In Harding v. Coburn, 12 Met. 333, it was held that the jury were rightly instructed that the plaintiff must prove that the written statement which he made to the officer, of the debt for which the property was liable to him, was substantially true and correct, but that no slight, innocent and immaterial misstatement would defeat his action. In Rowley v. Rice, 10 Met. 7, it was said that, if more was demanded than the amount due, it would not avail the plaintiff unless the error was the result of accident or mistake, and unless the value of the property attached was less than, the just and true sum for which it was pledged, so that the attaching creditor was not injuriously misled by the error, and had not suffered any pecuniary loss. Bicknell v. Cleverly, ante, 164. It is plain that the error in this case could not have been material. Averill v. Irish, 1 Gray, 254. Johnson v. Sumner, 1 Met. 172. Hills v. Farrington, 6 Allen, 80.

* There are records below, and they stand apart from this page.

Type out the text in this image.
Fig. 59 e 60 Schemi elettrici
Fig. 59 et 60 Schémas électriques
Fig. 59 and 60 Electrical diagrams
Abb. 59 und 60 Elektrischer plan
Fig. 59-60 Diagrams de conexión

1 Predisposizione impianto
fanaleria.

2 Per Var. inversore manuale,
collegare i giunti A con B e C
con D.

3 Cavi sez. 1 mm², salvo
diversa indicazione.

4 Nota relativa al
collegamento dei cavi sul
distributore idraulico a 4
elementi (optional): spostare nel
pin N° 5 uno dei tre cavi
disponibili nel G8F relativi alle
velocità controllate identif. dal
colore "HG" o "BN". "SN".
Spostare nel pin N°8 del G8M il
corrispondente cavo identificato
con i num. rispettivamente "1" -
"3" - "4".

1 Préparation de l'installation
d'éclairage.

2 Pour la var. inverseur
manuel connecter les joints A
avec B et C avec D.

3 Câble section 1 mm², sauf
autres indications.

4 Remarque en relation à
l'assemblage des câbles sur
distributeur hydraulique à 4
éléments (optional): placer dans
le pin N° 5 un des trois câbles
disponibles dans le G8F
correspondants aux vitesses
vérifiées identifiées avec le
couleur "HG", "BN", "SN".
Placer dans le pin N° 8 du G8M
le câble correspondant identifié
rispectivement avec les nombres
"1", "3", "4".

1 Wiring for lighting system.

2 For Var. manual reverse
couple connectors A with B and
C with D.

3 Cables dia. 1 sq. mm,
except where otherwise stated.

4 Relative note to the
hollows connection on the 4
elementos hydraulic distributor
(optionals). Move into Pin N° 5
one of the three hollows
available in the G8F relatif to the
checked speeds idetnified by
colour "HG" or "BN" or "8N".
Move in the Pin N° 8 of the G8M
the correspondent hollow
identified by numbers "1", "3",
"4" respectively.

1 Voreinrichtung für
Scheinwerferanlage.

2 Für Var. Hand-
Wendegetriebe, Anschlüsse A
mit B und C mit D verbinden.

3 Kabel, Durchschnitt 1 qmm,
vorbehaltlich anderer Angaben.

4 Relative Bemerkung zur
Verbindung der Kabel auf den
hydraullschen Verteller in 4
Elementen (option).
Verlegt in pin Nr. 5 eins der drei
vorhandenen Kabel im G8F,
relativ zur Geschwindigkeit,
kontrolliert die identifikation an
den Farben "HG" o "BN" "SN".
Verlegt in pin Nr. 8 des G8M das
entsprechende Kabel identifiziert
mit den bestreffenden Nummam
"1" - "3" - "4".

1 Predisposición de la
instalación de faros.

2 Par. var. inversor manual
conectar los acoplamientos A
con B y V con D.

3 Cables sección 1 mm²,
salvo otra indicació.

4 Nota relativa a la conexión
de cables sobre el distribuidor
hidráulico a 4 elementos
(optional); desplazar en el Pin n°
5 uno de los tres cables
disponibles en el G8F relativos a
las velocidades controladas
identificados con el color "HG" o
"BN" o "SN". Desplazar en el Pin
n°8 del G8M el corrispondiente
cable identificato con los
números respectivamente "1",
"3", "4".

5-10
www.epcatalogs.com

The remaining question is, whether the defendant is entitled to have the fact, that the attached property, after the expiration of the ten days, was returned to the mortgagor, considered in mitigation of damages. The statute provides that if the amount demanded is not paid, or tendered to the mortgagee, within ten days, the property “ shall be restored to him.” The legal title to the property was all in the mortgagee. He had the right, by the terms of the mortgage, to its immediate possession when first attached on mesne process. He alone could maintain an action of tort for its conversion. Ring v. Neale, 114 Mass. 111. The failure to restore the property to him within the time limited by the statute, or to pay the amount due on his mortgage, was an unlawful conversion of his property, for which, upon the facts here stated and found by the judge, he was entitled to recover the value. The plaintiff’s right to treat it as a conversion was fixed by the expiration of the ten days without payment of his claim, or a return of the property. The question is not whether a restoration to the mortgagor on the demand of the mortgagee, within the ten days, would be sufficient to discharge the liability of the attaching officer; no such return of the property was *584attempted until after the liability of the officer in trover had arisen ; and there is no suggestion that its value exceeds the just claim of the plaintiff under his mortgage. Forbes v. Parker, 16 Pick. 462. Howe v. Bartlett, 8 Allen, 20. Alden v. Lincoln, 13 Met. 204.

H. C. Hartwell & W. H. Orcutt, for the defendant. C. R. Train & J. O. Teele, for the plaintiff.

There was no occasion for the application of the rule which permits the defendant, in an action of trover, to show that the property had gone from his possession to the plaintiff, or to his use, or to a party who, as against the plaintiff, had the better title to it; Hanson v. Herrick, 100 Mass. 823; because the judge must have found as a fact that Whittum, the mortgagor, was not the agent of the plaintiff for the purpose of receiving and receipting for the property, and the evidence reported justifies the finding. Exceptions overruled.